Затылку предстояло ломить еще неделю. Как минимум. А операция завтра. Сегодня Туркутюкова должны брить. С ним надо долго беседовать на ночь. Но это все пустяки по сравнению с тем, что доктор Коля Козлов мог бы сегодня вместо подготовки своей усыпальной бригады… В общем, продолжать. И что тут важнее – боль в затылке или Коля Козлов в рабочей форме, – не нам решать.

Вот он, не замечая доктора Петровича, со своим свежим и сильным, выспавшимся лицом соскочил с подоконника и продекламировал:

– В вознагражденье для тупицы был сладок поцелуй мертвицы!

– Как – мертвицы?! – резко отдернулся от куклы Тани практикант.

– А так, что он – это мертвец, а она – мертвица, – со всем добродушием, на какое был способен пояснил доктор Коля Козлов. – Если это вообще не гермафродит.

Практикант отдернулся от куклы еще раз.

11

Привычка перед операцией сидеть одному в дровяном сарае появилась еще тогда, когда дом был переполнен. То есть когда все были живы.

В честное наследство доктору Петровичу достались и этот дровяной сарай, и запущенный сад, и сам дом. Здесь и была контора садово-опытной станции, где работала мать, Елизавета Фроловна, селекционер-испытатель.
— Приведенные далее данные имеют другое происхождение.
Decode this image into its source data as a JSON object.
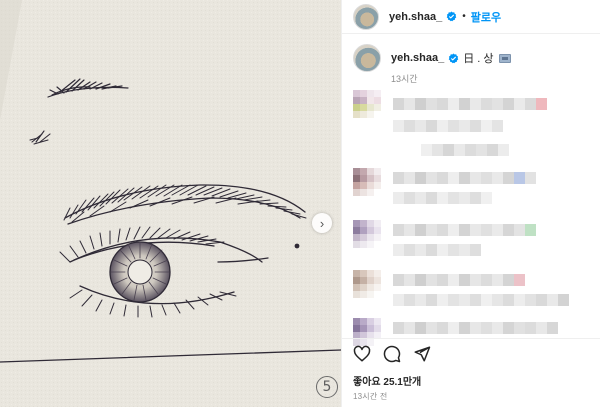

В молодости она стажировалась у Мичурина и город Мичуринск всегда называла Козлов. «Когда мы ехали в Козлов…» Она ходила между своих яблонь, вишен и смородины решительным шагом неизменных резиновых сапог, в сером берете (любовь к беретам у доктора Петровича), с неизменной длинной довоенной папироской в зубах (его ненависть к курению), а вечером раскладывала по пакетам семена и писала письма своим французским, польским, шведским, люксембургским корреспондентам на их родных языках. Вернее, на международном садоводском сленге. Отец же, местный фельдшер Петр Терентьевич, пухнущий от водянки, сидел у окна, раскрытого в тот самый сад, и читал ей вслух диковато залистанный пухлый том «Будденброков», сменявшийся «Семьей Тибо», «Отверженными», «Жаном Кристофом», «Доктором Фаустусом». Он был большой любитель толстых книг. «Скажи-ка, Лиза! У нас в плену был немец, точь-в-точь как этот старик, который пишет про жизнь немецкого композитора Адриана Леверкюна, рассказанную его другом. В точности как этот самый друг. Он был у них вроде ефрейтором, но не из эсэсов, а простой. Воду носил, на кухне помогал, за продуктами ездил, охранникам бутылки выбрасывал… Его я никогда не видел с автоматом. Работает себе понемногу, а сам к охранникам в компанию не лезет. Вежливо так, но в сторону. И лицо такое, будто он думал вот это (опухший палец начинает водить по строчкам): «Смогут ли в будущем немцы о себе заявлять на каком бы то ни было поприще и участвовать в разговоре о судьбах человечества?» Вот видишь, немец, а стыдится. «…Немцы, десятки, сотни тысяч немцев, совершили преступления, от которых содрогается весь мир, и все, что жило на немецкой земле, отныне вызывает дрожь отвращения, служит примером беспросветного зла». Прямо не верится, что немец пишет. Особенно вот: «Каково будет принадлежать к народу, история которого несла в себе этот гнусный самообман, к народу… – вот! – к народу, который будет жить отрешенно от других народов, как евреи в гетто, ибо ярая ненависть, им пробужденная, не даст ему выйти из своей берлоги, к народу, который не смеет поднять глаза перед другими».